Experience and Analysis of Scalable High-Fidelity Computational Fluid Dynamics on Modular Supercomputing Architectures
Martin Karp, Estela Suarez, Jan H. Meinke, Måns I. Andersson, Philipp Schlatter, Stefano Markidis, Niclas Jansson
TL;DR
The paper investigates scalable, high-fidelity CFD using the spectral element method on Modular Supercomputing Architecture (MSA) by partitioning the domain across Booster (GPU) and Cluster (CPU) modules. It introduces a lightweight performance model to predict when cross-module execution reduces time-to-solution and validates it through three flow cases on multiple European HPC systems. Key findings show GPUs outperform CPUs for Neko, but cross-module benefits depend on problem size, memory capacity, and I/O load, with notable speedups when GPU memory limits force distribution across modules. The work provides practical guidance for when and how to spread large CFD workloads across heterogeneous modules and highlights implications for future accelerator-centric exascale systems.
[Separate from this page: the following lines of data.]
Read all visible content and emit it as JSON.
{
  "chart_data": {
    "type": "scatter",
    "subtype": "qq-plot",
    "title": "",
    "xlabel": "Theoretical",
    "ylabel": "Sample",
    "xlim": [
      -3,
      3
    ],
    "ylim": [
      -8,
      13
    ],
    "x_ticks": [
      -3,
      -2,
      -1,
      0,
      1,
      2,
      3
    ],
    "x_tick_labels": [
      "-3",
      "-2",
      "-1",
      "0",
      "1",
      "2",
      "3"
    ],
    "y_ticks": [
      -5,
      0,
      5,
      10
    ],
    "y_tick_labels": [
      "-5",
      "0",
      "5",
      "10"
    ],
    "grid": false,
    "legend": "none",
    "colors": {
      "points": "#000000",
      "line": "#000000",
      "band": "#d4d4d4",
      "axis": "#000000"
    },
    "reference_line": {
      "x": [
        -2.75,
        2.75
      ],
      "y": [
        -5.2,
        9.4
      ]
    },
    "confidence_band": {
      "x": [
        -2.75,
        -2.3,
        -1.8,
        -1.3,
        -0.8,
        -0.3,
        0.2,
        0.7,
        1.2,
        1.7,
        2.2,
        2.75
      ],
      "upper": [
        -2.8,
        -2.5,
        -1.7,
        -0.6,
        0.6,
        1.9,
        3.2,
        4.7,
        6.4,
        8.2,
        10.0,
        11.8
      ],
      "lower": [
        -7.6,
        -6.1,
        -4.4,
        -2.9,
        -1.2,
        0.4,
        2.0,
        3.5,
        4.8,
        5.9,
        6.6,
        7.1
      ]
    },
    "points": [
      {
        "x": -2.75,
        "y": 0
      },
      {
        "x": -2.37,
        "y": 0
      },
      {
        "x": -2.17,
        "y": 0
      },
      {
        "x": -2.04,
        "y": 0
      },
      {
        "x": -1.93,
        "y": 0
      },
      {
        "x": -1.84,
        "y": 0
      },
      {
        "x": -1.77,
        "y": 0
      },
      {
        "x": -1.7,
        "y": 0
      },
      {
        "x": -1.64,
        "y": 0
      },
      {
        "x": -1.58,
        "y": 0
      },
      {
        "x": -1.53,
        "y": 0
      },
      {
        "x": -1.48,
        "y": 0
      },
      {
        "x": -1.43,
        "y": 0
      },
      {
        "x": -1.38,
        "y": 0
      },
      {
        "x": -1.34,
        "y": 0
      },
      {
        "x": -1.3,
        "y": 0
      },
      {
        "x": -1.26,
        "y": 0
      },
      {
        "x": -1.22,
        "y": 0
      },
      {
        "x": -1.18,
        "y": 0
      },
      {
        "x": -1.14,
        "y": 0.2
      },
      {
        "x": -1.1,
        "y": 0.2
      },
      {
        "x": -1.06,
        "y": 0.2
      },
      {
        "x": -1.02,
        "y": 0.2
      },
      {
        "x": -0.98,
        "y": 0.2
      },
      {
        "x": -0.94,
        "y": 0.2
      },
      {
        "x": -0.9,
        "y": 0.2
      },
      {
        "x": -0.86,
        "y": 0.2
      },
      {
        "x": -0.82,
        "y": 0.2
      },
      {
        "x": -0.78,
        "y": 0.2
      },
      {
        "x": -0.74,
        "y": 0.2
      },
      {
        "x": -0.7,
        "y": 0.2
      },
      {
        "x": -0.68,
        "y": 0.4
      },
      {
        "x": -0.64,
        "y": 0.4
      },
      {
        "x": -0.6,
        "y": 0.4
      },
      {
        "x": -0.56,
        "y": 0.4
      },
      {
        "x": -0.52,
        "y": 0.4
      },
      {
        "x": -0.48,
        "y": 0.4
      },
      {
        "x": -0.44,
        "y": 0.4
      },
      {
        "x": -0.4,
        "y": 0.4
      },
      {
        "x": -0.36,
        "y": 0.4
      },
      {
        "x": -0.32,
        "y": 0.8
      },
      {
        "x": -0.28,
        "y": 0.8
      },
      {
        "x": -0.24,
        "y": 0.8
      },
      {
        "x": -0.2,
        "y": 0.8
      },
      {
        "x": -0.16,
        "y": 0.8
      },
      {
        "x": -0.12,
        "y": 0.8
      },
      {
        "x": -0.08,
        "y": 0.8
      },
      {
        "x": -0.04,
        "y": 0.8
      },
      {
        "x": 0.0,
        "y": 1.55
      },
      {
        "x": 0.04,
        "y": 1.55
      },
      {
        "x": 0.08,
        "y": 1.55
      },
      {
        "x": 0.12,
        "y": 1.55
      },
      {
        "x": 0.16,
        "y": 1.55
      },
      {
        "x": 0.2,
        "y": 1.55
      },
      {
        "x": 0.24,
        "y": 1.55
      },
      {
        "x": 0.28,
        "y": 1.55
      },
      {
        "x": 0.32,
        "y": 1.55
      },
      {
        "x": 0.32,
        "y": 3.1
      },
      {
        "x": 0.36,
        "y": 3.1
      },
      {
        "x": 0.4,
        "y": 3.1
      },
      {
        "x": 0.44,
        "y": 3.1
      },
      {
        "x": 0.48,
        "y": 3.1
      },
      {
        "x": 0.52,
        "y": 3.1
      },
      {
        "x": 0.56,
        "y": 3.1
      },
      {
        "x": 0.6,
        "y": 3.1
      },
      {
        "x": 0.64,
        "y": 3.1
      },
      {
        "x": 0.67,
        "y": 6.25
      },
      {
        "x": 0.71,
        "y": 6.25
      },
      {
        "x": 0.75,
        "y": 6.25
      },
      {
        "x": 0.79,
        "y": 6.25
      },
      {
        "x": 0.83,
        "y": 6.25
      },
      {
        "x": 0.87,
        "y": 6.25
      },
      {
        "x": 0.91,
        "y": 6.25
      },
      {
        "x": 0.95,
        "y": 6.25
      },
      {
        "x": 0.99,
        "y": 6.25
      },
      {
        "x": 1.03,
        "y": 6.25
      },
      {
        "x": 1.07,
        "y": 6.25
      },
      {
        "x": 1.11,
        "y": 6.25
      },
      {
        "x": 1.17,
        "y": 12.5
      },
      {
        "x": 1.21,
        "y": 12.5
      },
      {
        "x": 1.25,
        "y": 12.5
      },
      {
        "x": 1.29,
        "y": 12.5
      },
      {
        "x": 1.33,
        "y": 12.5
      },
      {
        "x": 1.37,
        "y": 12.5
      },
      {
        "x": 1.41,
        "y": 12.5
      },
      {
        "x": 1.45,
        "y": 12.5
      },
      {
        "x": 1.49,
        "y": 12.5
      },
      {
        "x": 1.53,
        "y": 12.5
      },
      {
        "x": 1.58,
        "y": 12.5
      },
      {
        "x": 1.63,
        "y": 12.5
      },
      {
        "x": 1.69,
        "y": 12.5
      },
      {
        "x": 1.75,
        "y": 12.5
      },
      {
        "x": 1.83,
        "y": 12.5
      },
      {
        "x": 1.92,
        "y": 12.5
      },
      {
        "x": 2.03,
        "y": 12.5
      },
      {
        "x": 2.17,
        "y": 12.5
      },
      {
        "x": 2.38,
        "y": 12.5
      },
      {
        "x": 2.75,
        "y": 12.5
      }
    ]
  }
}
Overall, the study supports the trend toward GPU-dominated computation in large-scale CFD while acknowledging the continued relevance of memory and I/O considerations in multi-module environments.
Abstract
The never-ending computational demand from simulations of turbulence makes computational fluid dynamics (CFD) a prime application use case for current and future exascale systems. High-order finite element methods, such as the spectral element method, have been gaining traction as they offer high performance on both multicore CPUs and modern GPU-based accelerators. In this work, we assess how high-fidelity CFD using the spectral element method can exploit the modular supercomputing architecture at scale through domain partitioning, where the computational domain is split between a Booster module powered by GPUs and a Cluster module with conventional CPU nodes. We investigate several different flow cases and computer systems based on the modular supercomputing architecture (MSA). We observe that for our simulations, the communication overhead and load balancing issues incurred by incorporating different computing architectures are seldom worthwhile, especially when I/O is also considered, but when the simulation at hand requires more than the combined global memory on the GPUs, utilizing additional CPUs to increase the available memory can be fruitful. We support our results with a simple performance model to assess when running across modules might be beneficial. As MSA is becoming more widespread and efforts to increase system utilization are growing more important our results give insight into when and how a monolithic application can utilize and spread out to more than one module and obtain a faster time to solution.